Elizaas stumbled out of the greenhouse. When he fled the north slope in utter disarray and saw again the ugly asphalt roads of Graycliff Town, he knew he had unleashed an utterly unsolvable specter.
From that day on, the number of glass jars in the abandoned greenhouse increased at an alarming rate.
Rowan was no longer merely a savage who instinctively gathered poisonous plants. She had become an extremely ruthless pathologist, an extremely precise creator of plant weapons. Using her brass microscope, she patiently observed the microscopic reactions of each toxin, calculating with unparalleled precision how to perfectly combine the highly acidic soil of the redwood forest with the lethality of the fungi.
That deep green guidebook was densely covered with symbols only she could understand.
She used human eyes to see through the ultimate mechanism of nature's killing.
This also foreshadowed that stormy night ten years later. When Julian Carter arrogantly stepped onto the edge of the abandoned mine shaft with his shotgun, he wasn't facing an unarmed homeless woman.
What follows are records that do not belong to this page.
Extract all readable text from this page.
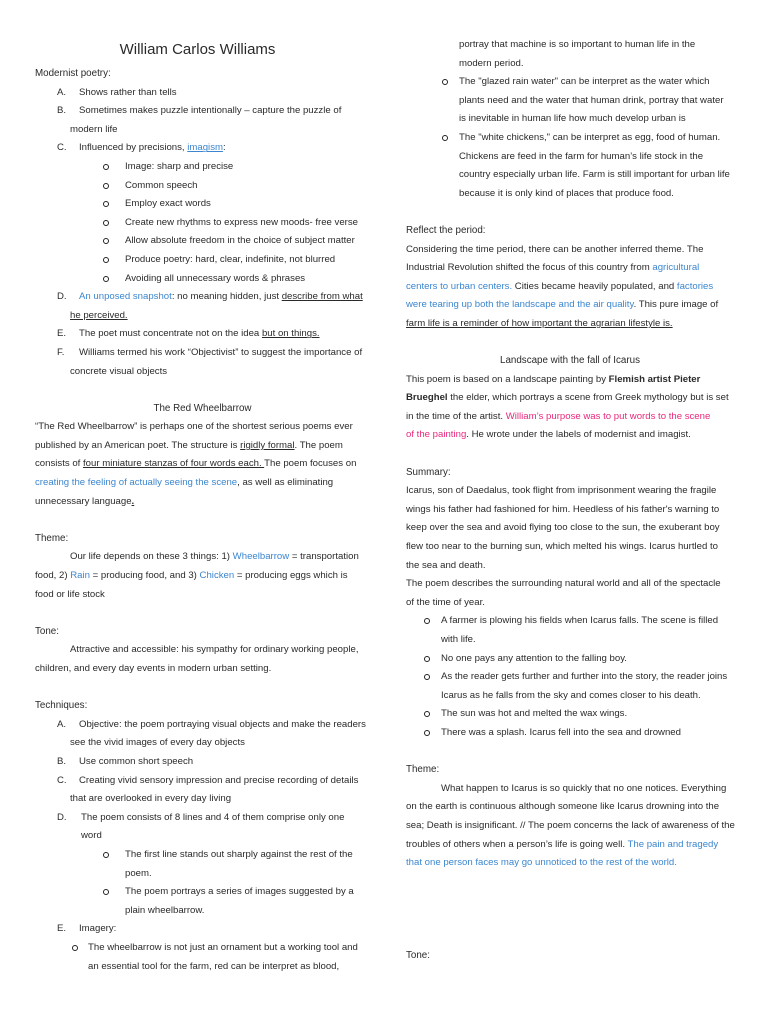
William Carlos Williams
Modernist poetry:
A. Shows rather than tells
B. Sometimes makes puzzle intentionally – capture the puzzle of
modern life
C. Influenced by precisions, imagism:
Image: sharp and precise
Common speech
Employ exact words
Create new rhythms to express new moods- free verse
Allow absolute freedom in the choice of subject matter
Produce poetry: hard, clear, indefinite, not blurred
Avoiding all unnecessary words & phrases
D. An unposed snapshot: no meaning hidden, just describe from what
he perceived.
E. The poet must concentrate not on the idea but on things.
F. Williams termed his work “Objectivist” to suggest the importance of
concrete visual objects
The Red Wheelbarrow
“The Red Wheelbarrow” is perhaps one of the shortest serious poems ever
published by an American poet. The structure is rigidly formal. The poem
consists of four miniature stanzas of four words each. The poem focuses on
creating the feeling of actually seeing the scene, as well as eliminating
unnecessary language.
Theme:
Our life depends on these 3 things: 1) Wheelbarrow = transportation
food, 2) Rain = producing food, and 3) Chicken = producing eggs which is
food or life stock
Tone:
Attractive and accessible: his sympathy for ordinary working people,
children, and every day events in modern urban setting.
Techniques:
A. Objective: the poem portraying visual objects and make the readers
see the vivid images of every day objects
B. Use common short speech
C. Creating vivid sensory impression and precise recording of details
that are overlooked in every day living
D. The poem consists of 8 lines and 4 of them comprise only one
word
The first line stands out sharply against the rest of the
poem.
The poem portrays a series of images suggested by a
plain wheelbarrow.
E. Imagery:
The wheelbarrow is not just an ornament but a working tool and
an essential tool for the farm, red can be interpret as blood,
portray that machine is so important to human life in the
modern period.
The "glazed rain water" can be interpret as the water which
plants need and the water that human drink, portray that water
is inevitable in human life how much develop urban is
The "white chickens," can be interpret as egg, food of human.
Chickens are feed in the farm for human’s life stock in the
country especially urban life. Farm is still important for urban life
because it is only kind of places that produce food.
Reflect the period:
Considering the time period, there can be another inferred theme. The
Industrial Revolution shifted the focus of this country from agricultural
centers to urban centers. Cities became heavily populated, and factories
were tearing up both the landscape and the air quality. This pure image of
farm life is a reminder of how important the agrarian lifestyle is.
Landscape with the fall of Icarus
This poem is based on a landscape painting by Flemish artist Pieter
Brueghel the elder, which portrays a scene from Greek mythology but is set
in the time of the artist. William’s purpose was to put words to the scene
of the painting. He wrote under the labels of modernist and imagist.
Summary:
Icarus, son of Daedalus, took flight from imprisonment wearing the fragile
wings his father had fashioned for him. Heedless of his father's warning to
keep over the sea and avoid flying too close to the sun, the exuberant boy
flew too near to the burning sun, which melted his wings. Icarus hurtled to
the sea and death.
The poem describes the surrounding natural world and all of the spectacle
of the time of year.
A farmer is plowing his fields when Icarus falls. The scene is filled
with life.
No one pays any attention to the falling boy.
As the reader gets further and further into the story, the reader joins
Icarus as he falls from the sky and comes closer to his death.
The sun was hot and melted the wax wings.
There was a splash. Icarus fell into the sea and drowned
Theme:
What happen to Icarus is so quickly that no one notices. Everything
on the earth is continuous although someone like Icarus drowning into the
sea; Death is insignificant. // The poem concerns the lack of awareness of the
troubles of others when a person’s life is going well. The pain and tragedy
that one person faces may go unnoticed to the rest of the world.
Tone:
He was facing an extremely precise, extremely perfect "absolute defense system," the result of ten years of microscopic toxicology research. The mutated puffball spores that were precisely smeared on his face were a macroscopic reproduction of the "microscopic explosion" Rowan had observed under the microscope countless times.
Nature combined with science created the most perfect death.
In the extremely dry, suffocating isolation cell of the county police station in 1993, Rowan, in a coma due to severe dehydration, may have been hallucinating, once again coldly observing these humans who attempted to judge her through that utterly impersonal brass microscope.
Under her microscope, human laws, courts, and arrogance were nothing more than ridiculously fragile single-celled organisms.